Jesus... stretched out his hand, and touched him, saying `Be clean'. And immediately the leprosy left him. Lk 5:13

It remains one of the sad facts about society today that the medical truth that leprosy is not one of the really contagious disease has not `got through' to ordinary people. Leprosy sufferers are still shunned in many `civilisations' and in some parts of the world are still made to live in isolated communities. Indeed, to the shame of `Christians', there have been `Christian' hospitals that would not admit leprosy patients, for fear of what their respectable patients might think. Sad to say, the loose way in which the word `leper' is still used in current English contributes to the perpetuation of this unhealthy view of the disease. Prominent politicians have referred to those they considered moral outcasts as `the lepers of our society'. Perhaps as a start we as Christian doctors should never allow such usage of the word to go unchallenged. Certainly we should erase the word `leper' from our personal vocabulary.

Did Jesus know the medical facts about leprosy when he healed the man? When he `emptied himself' to become a man, did he allow himself in some respects to share the limited information available to those around him, and to share their real fear of contagion? We do now know. If he did, then his action showed courage. But even if he knew that leprosy does not pass itself on by a mere touch, he would still have had to overcome that initial revulsion that even we with our reassuring knowledge have to overcome when we first touch one of those patients more hideously affected by the disease.

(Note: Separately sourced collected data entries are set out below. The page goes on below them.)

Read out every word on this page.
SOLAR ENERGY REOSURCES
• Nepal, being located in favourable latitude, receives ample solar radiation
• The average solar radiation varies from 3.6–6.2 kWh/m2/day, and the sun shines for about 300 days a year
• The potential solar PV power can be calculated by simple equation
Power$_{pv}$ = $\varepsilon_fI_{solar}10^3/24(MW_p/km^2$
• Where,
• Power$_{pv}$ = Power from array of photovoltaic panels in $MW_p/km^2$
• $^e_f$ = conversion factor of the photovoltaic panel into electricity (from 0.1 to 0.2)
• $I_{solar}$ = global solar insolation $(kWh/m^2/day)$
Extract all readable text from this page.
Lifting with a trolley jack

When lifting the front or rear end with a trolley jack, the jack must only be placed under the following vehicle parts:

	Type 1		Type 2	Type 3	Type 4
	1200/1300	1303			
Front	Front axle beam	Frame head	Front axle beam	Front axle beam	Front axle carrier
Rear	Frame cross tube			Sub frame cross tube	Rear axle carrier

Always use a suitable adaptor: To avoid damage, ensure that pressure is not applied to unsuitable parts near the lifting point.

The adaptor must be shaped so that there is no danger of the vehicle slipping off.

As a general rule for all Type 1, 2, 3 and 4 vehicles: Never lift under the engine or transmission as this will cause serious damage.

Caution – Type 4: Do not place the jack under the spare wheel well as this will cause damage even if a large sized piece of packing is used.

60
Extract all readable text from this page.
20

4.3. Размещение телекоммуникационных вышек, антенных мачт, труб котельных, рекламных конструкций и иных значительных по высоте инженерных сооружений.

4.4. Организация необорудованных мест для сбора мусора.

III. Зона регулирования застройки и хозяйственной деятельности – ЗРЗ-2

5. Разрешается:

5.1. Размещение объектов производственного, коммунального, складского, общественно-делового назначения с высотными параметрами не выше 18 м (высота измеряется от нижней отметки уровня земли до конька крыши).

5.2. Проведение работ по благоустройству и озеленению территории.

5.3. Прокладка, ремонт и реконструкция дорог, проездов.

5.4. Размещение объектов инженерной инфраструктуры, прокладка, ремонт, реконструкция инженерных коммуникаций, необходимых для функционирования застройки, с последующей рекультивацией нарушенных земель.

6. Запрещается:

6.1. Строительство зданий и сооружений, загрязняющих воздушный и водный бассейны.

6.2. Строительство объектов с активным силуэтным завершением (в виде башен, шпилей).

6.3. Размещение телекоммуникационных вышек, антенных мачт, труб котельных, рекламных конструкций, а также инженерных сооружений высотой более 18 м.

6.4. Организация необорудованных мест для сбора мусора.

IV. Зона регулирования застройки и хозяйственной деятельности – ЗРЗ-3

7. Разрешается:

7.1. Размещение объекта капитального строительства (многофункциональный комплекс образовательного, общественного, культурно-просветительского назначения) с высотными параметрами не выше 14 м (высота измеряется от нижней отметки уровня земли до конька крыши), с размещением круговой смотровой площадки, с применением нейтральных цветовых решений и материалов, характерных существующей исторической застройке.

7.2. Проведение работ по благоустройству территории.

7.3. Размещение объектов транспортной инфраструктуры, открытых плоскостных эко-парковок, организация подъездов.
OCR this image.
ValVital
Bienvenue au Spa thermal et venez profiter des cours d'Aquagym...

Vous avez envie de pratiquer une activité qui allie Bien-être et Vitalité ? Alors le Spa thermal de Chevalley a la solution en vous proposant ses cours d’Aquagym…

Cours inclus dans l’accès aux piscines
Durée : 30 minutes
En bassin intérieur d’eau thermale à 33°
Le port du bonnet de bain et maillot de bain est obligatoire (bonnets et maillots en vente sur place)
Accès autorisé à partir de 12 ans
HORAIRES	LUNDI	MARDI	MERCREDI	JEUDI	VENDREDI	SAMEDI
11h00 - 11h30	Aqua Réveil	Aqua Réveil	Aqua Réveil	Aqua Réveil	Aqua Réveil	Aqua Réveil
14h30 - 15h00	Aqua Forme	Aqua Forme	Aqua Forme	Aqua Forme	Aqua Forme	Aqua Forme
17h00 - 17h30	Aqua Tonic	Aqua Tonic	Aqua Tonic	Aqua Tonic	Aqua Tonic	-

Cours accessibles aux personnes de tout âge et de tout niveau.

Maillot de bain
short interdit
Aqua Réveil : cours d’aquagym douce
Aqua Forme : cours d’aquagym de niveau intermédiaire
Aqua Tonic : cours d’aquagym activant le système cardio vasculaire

But for Jesus there was another aspect. He touched the man, despite the fact that there was no need (Lk 7:10. Mt 8:13); he could heal at a distance. In doing so, he shared the man's ceremonial uncleanness (Lv 22:5-6) and would then himself run the risk of being an outcast. But that was so like him. Not the easy way, but, if necessary, the costly sacrificial way. The same attitude took him to the Cross.

Help me, Lord, always to see the other person's need, as you did.
And in seeking to help, grant me grace to forget myself.

Further reading: Lk 5:12-16. Is 53:4-6. Mt 27:45-46.